Collins, who runs music services company Morning Belle, is an experienced radio broadcaster, programmer and manager of acts including John Steel Singers and DZ Deathrays, was a mentor for last year’s entrants, and is back on board this year.

“Being an artist manager, you’re generally a jack of all trades already, but also I’ve got experience in radio broadcasting, and also in programming, not just for BIGSOUND but also for different venues that I’ve programmed and booked in over the years,” Collins said.

“So yeah, and it’s all in that development space, I’ve always really kind of stayed in this space, working with bands that are in that developmental stage and moving on to larger and larger venues and larger audiences.”

Collins said she would be tailoring her advice to the specific needs of the artists she would be mentoring.

“Mainly I want to know what they want to know because there’s not a lot of point in me rambling on about the stuff that I know if I’m not really answering what they need to know.

“That’s probably enough like you know that’s one of the things that I’ve learnt in radio, you know, is who is your audience? Don’t just play what you think needs to be heard, you need to actually know your audience and know your market and then tailor the content to that.”.

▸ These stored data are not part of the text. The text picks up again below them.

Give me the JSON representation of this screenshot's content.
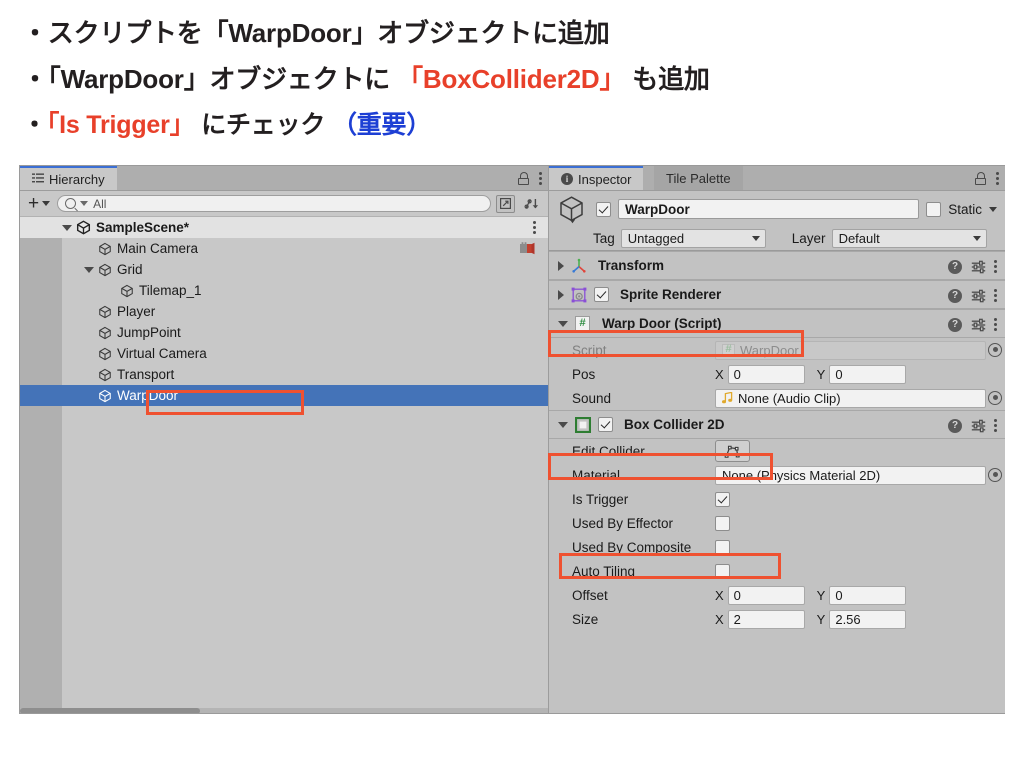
{
  "slide": {
    "bullets": [
      {
        "marker": "・",
        "parts": [
          {
            "t": "スクリプトを「WarpDoor」オブジェクトに追加",
            "c": "black"
          }
        ]
      },
      {
        "marker": "・",
        "parts": [
          {
            "t": "「WarpDoor」オブジェクトに ",
            "c": "black"
          },
          {
            "t": "「BoxCollider2D」",
            "c": "red"
          },
          {
            "t": " も追加",
            "c": "black"
          }
        ]
      },
      {
        "marker": "・",
        "parts": [
          {
            "t": "「Is Trigger」",
            "c": "red"
          },
          {
            "t": " にチェック ",
            "c": "black"
          },
          {
            "t": "（重要）",
            "c": "blue"
          }
        ]
      }
    ],
    "line1_full": "・スクリプトを「WarpDoor」オブジェクトに追加",
    "line2_a": "・「WarpDoor」オブジェクトに ",
    "line2_b": "「BoxCollider2D」",
    "line2_c": " も追加",
    "line3_a": "・",
    "line3_b": "「Is Trigger」",
    "line3_c": " にチェック ",
    "line3_d": "（重要）",
    "accent_red": "#e8402a",
    "accent_blue": "#1d3fd4",
    "annotation_red": "#ef5130"
  },
  "hierarchy": {
    "tab_label": "Hierarchy",
    "toolbar": {
      "add_label": "+",
      "search_placeholder": "All",
      "search_value": ""
    },
    "tree": [
      {
        "label": "SampleScene*",
        "depth": 0,
        "icon": "scene-icon",
        "expanded": true,
        "selected": false,
        "bold": true,
        "badge": "",
        "menu": true
      },
      {
        "label": "Main Camera",
        "depth": 1,
        "icon": "gameobject-icon",
        "expanded": null,
        "selected": false,
        "bold": false,
        "badge": "camera-preview-icon",
        "menu": false
      },
      {
        "label": "Grid",
        "depth": 1,
        "icon": "gameobject-icon",
        "expanded": true,
        "selected": false,
        "bold": false,
        "badge": "",
        "menu": false
      },
      {
        "label": "Tilemap_1",
        "depth": 2,
        "icon": "gameobject-icon",
        "expanded": null,
        "selected": false,
        "bold": false,
        "badge": "",
        "menu": false
      },
      {
        "label": "Player",
        "depth": 1,
        "icon": "gameobject-icon",
        "expanded": null,
        "selected": false,
        "bold": false,
        "badge": "",
        "menu": false
      },
      {
        "label": "JumpPoint",
        "depth": 1,
        "icon": "gameobject-icon",
        "expanded": null,
        "selected": false,
        "bold": false,
        "badge": "",
        "menu": false
      },
      {
        "label": "Virtual Camera",
        "depth": 1,
        "icon": "gameobject-icon",
        "expanded": null,
        "selected": false,
        "bold": false,
        "badge": "",
        "menu": false
      },
      {
        "label": "Transport",
        "depth": 1,
        "icon": "gameobject-icon",
        "expanded": null,
        "selected": false,
        "bold": false,
        "badge": "",
        "menu": false
      },
      {
        "label": "WarpDoor",
        "depth": 1,
        "icon": "gameobject-icon",
        "expanded": null,
        "selected": true,
        "bold": false,
        "badge": "",
        "menu": false
      }
    ]
  },
  "inspector": {
    "tabs": [
      {
        "label": "Inspector",
        "active": true
      },
      {
        "label": "Tile Palette",
        "active": false
      }
    ],
    "object_header": {
      "enabled": true,
      "name": "WarpDoor",
      "static_label": "Static",
      "static_checked": false,
      "tag_label": "Tag",
      "tag_value": "Untagged",
      "layer_label": "Layer",
      "layer_value": "Default"
    },
    "components": [
      {
        "title": "Transform",
        "icon": "transform-icon",
        "expanded": false,
        "has_enable_checkbox": false,
        "enabled": false,
        "highlight": false,
        "rows": []
      },
      {
        "title": "Sprite Renderer",
        "icon": "sprite-renderer-icon",
        "expanded": false,
        "has_enable_checkbox": true,
        "enabled": true,
        "highlight": false,
        "rows": []
      },
      {
        "title": "Warp Door (Script)",
        "icon": "script-icon",
        "expanded": true,
        "has_enable_checkbox": false,
        "enabled": false,
        "highlight": true,
        "rows": [
          {
            "type": "object",
            "name": "Script",
            "dim": true,
            "icon": "script-icon",
            "value": "WarpDoor",
            "picker": true
          },
          {
            "type": "vector2",
            "name": "Pos",
            "dim": false,
            "x_label": "X",
            "x": "0",
            "y_label": "Y",
            "y": "0"
          },
          {
            "type": "object",
            "name": "Sound",
            "dim": false,
            "icon": "audio-clip-icon",
            "value": "None (Audio Clip)",
            "picker": true
          }
        ]
      },
      {
        "title": "Box Collider 2D",
        "icon": "box-collider-2d-icon",
        "expanded": true,
        "has_enable_checkbox": true,
        "enabled": true,
        "highlight": true,
        "rows": [
          {
            "type": "button",
            "name": "Edit Collider",
            "dim": false,
            "button_icon": "edit-collider-icon"
          },
          {
            "type": "object",
            "name": "Material",
            "dim": false,
            "icon": "",
            "value": "None (Physics Material 2D)",
            "picker": true
          },
          {
            "type": "checkbox",
            "name": "Is Trigger",
            "dim": false,
            "checked": true,
            "highlight": true
          },
          {
            "type": "checkbox",
            "name": "Used By Effector",
            "dim": false,
            "checked": false,
            "highlight": false
          },
          {
            "type": "checkbox",
            "name": "Used By Composite",
            "dim": false,
            "checked": false,
            "highlight": false
          },
          {
            "type": "checkbox",
            "name": "Auto Tiling",
            "dim": false,
            "checked": false,
            "highlight": false
          },
          {
            "type": "vector2",
            "name": "Offset",
            "dim": false,
            "x_label": "X",
            "x": "0",
            "y_label": "Y",
            "y": "0"
          },
          {
            "type": "vector2",
            "name": "Size",
            "dim": false,
            "x_label": "X",
            "x": "2",
            "y_label": "Y",
            "y": "2.56"
          }
        ]
      }
    ]
  }
}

Collins said the quality of the finalists for last year’s QUBE Effect was outstanding and encouraged members of the public to check out the acts shortlisted for the People’s Choice Award.

“There’s so much good music out there,” she said. “These artists are all new and they’re still developing, so if you’re engaging with this music you could be hearing the next giant act when they’re syill teeny tiny and developing and still experimenting with their craft.

“It could be a really special connection that you could have with an artist and then watch them grow – that kind of thing is invaluable.”